その笑顔を呆然と見つめているうちに、ようやく花形の気持ちの中で、「格好良い」という言葉が存在感を持ち始めた。
「藤真は……、俺を見て格好良いって、そう思ってくれてるのか?」
遠慮がちに問い掛けると、
「今更、そんなこと聞くな」
即座にぶっきらぼうな言葉が返ってきた。
――格好良いと思ってないなら、5年も一緒にプレイしてねえよ。
コートの上でアシストパスをくれるときの、あの生き生きとした鮮やかな表情を見せて、藤真は誇らしげに笑った。
「お前は、この俺がいちばん信用してるセンターなんだ。人気くらい出てくれなきゃ、俺の立つ瀬がない」
「……どういう理屈だよ、それ」
軽口を笑って受け流しながら、無性に嬉しくなって、花形は目の前にいる最高のポイントガードの髪をくしゃくしゃと撫でた。

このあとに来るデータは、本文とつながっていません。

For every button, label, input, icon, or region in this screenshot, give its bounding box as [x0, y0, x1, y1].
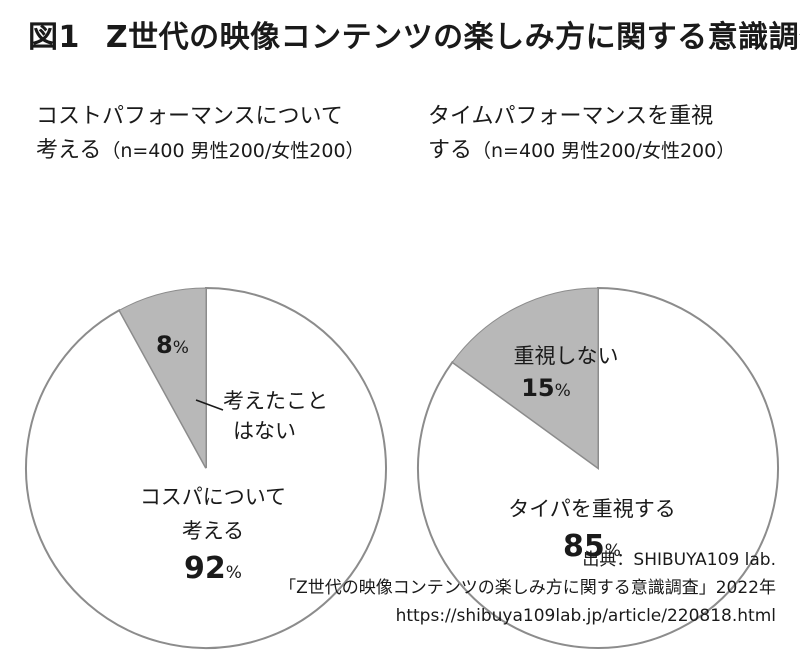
chart-heading-line2-text: する: [428, 138, 473, 163]
sample-size: （n=400 男性200/女性200）: [472, 140, 736, 162]
figure-title: 図1 Z世代の映像コンテンツの楽しみ方に関する意識調査: [28, 12, 800, 56]
slice-label-major-line2: 考える: [182, 519, 244, 543]
pie-slice-minor: [451, 287, 599, 469]
chart-heading: タイムパフォーマンスを重視 する（n=400 男性200/女性200）: [428, 100, 735, 168]
chart-time-performance: タイムパフォーマンスを重視 する（n=400 男性200/女性200） 重視しな…: [410, 100, 790, 649]
slice-label-minor-line1: 考えたこと: [223, 389, 328, 413]
source-line1: 出典：SHIBUYA109 lab.: [582, 550, 776, 570]
chart-heading-line1: タイムパフォーマンスを重視: [428, 104, 714, 129]
source-line2: 「Z世代の映像コンテンツの楽しみ方に関する意識調査」2022年: [279, 578, 776, 598]
slice-label-minor: 重視しない: [514, 344, 619, 368]
pie-chart-cost: 8% 考えたこと はない コスパについて 考える 92%: [25, 286, 387, 649]
chart-heading-line2: 考える（n=400 男性200/女性200）: [36, 134, 365, 168]
source-url: https://shibuya109lab.jp/article/220818.…: [395, 606, 776, 626]
figure-number: 図1: [28, 20, 80, 55]
chart-heading-line1: コストパフォーマンスについて: [36, 104, 343, 129]
data-label-minor: 15%: [521, 374, 571, 402]
sample-size: （n=400 男性200/女性200）: [101, 140, 365, 162]
slice-label-minor-line2: はない: [233, 419, 296, 443]
chart-heading-line2: する（n=400 男性200/女性200）: [428, 134, 735, 168]
figure-title-text: Z世代の映像コンテンツの楽しみ方に関する意識調査: [105, 20, 800, 55]
slice-label-major: タイパを重視する: [508, 497, 676, 521]
data-label-major: 92%: [184, 551, 242, 586]
pie-slice-minor: [118, 287, 207, 469]
chart-heading-line2-text: 考える: [36, 138, 102, 163]
data-label-major: 85%: [563, 529, 621, 564]
pie-chart-time: 重視しない 15% タイパを重視する 85%: [417, 286, 779, 649]
chart-heading: コストパフォーマンスについて 考える（n=400 男性200/女性200）: [36, 100, 365, 168]
label-leader-line: [195, 399, 224, 411]
pie-slice-major: [417, 286, 779, 649]
slice-label-major-line1: コスパについて: [140, 485, 286, 509]
chart-cost-performance: コストパフォーマンスについて 考える（n=400 男性200/女性200） 8%…: [18, 100, 398, 649]
data-label-minor: 8%: [156, 331, 189, 359]
source-citation: 出典：SHIBUYA109 lab. 「Z世代の映像コンテンツの楽しみ方に関する…: [279, 546, 776, 630]
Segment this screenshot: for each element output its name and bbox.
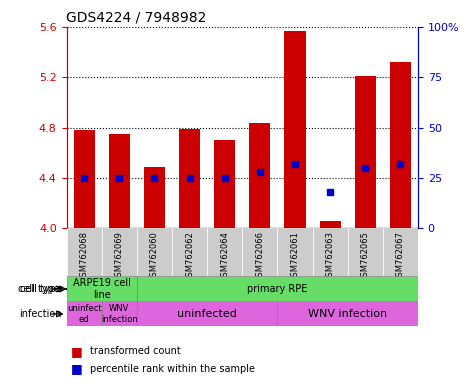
Text: GSM762061: GSM762061 [291,231,299,282]
Bar [285,31,305,228]
Text: GSM762065: GSM762065 [361,231,370,282]
Text: GSM762067: GSM762067 [396,231,405,282]
Text: GSM762064: GSM762064 [220,231,229,282]
Bar [137,301,277,326]
Text: uninfect
ed: uninfect ed [67,304,101,324]
Bar [249,122,270,228]
Bar [172,228,207,276]
Text: ARPE19 cell
line: ARPE19 cell line [73,278,131,300]
Bar [348,228,383,276]
Bar [390,62,411,228]
Text: GSM762062: GSM762062 [185,231,194,282]
Bar [137,276,418,301]
Bar [214,140,235,228]
Bar [109,134,130,228]
Text: ■: ■ [71,362,83,375]
Bar [66,276,137,301]
Bar [242,228,277,276]
Bar [102,228,137,276]
Text: transformed count: transformed count [90,346,181,356]
Bar [102,301,137,326]
Bar [383,228,418,276]
Bar [179,129,200,228]
Text: percentile rank within the sample: percentile rank within the sample [90,364,255,374]
Bar [313,228,348,276]
Text: WNV
infection: WNV infection [101,304,138,324]
Bar [277,301,418,326]
Text: cell type: cell type [18,284,59,294]
Bar [66,301,102,326]
Text: ■: ■ [71,345,83,358]
Bar [66,228,102,276]
Bar [144,167,165,228]
Text: GSM762060: GSM762060 [150,231,159,282]
Text: GSM762069: GSM762069 [115,231,124,282]
Bar [74,130,95,228]
Bar [137,228,172,276]
Bar [320,221,341,228]
Text: cell type: cell type [20,284,62,294]
Text: GSM762066: GSM762066 [256,231,264,282]
Text: GSM762063: GSM762063 [326,231,334,282]
Text: primary RPE: primary RPE [247,284,308,294]
Text: uninfected: uninfected [177,309,237,319]
Text: infection: infection [19,309,62,319]
Text: GSM762068: GSM762068 [80,231,88,282]
Bar [277,228,313,276]
Bar [355,76,376,228]
Text: GDS4224 / 7948982: GDS4224 / 7948982 [66,10,207,24]
Text: WNV infection: WNV infection [308,309,387,319]
Bar [207,228,242,276]
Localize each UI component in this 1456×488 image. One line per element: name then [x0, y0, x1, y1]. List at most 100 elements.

どんなチョコレートも、彼のたった一言には敵わないのだ。
~ reprise ~
じゃあな、と言って部屋に戻ろうとした藤真が、ふと思い出したように自分の荷物をごそごそと探ってスーパーのビニール袋を差し出した。
「そうそう、これは俺から愛を込めて」
何、と花形が尋ねると、「塩せんべい」という答えが返ってきた。
「…………お前の愛は塩せんべいか!?」
教訓だ、と藤真が厳かに断言する。
「俺は去年、これで乗り切った。甘いのと塩辛いのを交互に食べれば、何とかなるって」
悲壮な決意ながら、同志を得て心強く思ったのだろうか、藤真はしみじみと花形を見上げた。